One instance of "com.bea.wli.config.derivedcache.DerivedCache" loaded by "sun.misc.Launcher$AppClassLoader @ 0x7812ef450" occupies 1,090,992,792 (72.62%) bytes. The memory is accumulated in one instance of "weblogic.xml.query.xdbcimpl.XQueryPreparedStatementImpl" loaded by "sun.misc.Launcher$AppClassLoader @ 0x7812ef450".
apparently, OSB internally "precompiles" and caches XQuery, which sound pretty reasonable for performance issues.
The side effect is that, if your XQuery is nothing but a huge XML, the format by which this XML is saved in memory is very inefficient.
Our XQuery was simply returning a 10k elements XML, each element being 1K, so a total of 10M on file.
This XQuery ends up taking 1GB of memory, and the performance of my server drops dramatically because very less RAM is available afterwards.
If took a heap dump and Eclipse MAT to discover that.
I think in future we will do a Java Callout returning the content of a file, and converting it to XmlObject with fn-bea:inlinedXML() - that should not put anything in a Cache!

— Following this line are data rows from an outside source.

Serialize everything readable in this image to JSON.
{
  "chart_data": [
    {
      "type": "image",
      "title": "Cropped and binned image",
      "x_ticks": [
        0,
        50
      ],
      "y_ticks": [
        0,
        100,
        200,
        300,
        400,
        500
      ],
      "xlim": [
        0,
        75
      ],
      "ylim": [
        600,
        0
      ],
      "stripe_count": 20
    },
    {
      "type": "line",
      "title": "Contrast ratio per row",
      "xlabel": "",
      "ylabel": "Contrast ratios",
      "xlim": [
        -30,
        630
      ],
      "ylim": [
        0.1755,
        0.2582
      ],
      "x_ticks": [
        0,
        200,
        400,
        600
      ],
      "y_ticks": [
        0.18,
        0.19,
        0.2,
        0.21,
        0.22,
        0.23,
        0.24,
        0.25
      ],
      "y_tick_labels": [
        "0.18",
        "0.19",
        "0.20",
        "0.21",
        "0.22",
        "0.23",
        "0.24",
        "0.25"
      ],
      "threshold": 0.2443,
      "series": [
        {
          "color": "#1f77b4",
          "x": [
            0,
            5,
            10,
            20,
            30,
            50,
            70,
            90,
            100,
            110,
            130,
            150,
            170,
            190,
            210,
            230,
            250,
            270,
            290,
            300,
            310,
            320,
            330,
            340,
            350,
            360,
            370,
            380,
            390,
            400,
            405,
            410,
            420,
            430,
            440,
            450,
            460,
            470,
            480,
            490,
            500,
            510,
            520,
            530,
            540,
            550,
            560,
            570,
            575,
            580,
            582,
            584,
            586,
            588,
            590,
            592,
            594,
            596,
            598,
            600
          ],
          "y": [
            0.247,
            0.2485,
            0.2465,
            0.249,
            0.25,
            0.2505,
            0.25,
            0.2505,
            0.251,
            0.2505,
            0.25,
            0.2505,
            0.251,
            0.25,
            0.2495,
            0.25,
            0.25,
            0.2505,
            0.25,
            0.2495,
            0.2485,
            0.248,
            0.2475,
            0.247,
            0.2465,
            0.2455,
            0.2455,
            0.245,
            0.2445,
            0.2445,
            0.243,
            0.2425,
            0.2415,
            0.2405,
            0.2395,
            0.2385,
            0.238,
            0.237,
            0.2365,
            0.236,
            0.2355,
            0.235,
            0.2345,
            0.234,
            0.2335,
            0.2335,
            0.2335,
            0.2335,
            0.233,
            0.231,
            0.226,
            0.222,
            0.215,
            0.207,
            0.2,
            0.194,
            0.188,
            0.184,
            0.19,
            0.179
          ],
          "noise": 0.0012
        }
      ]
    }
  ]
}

updates: in the custom XPath I read a xml file (. path is relative to user.dir = domain home), using XmlObject.parse(File), and returing XmlObject to OSB.... it works very well without any caching side effect.
This inspires me an interesting pattern: in my Mock Service, I use the unique ID of the request to identify a specific XML file on disk (eg id=408 retrieves file train408.xml). This will enable us to easily serve different data for different IDs.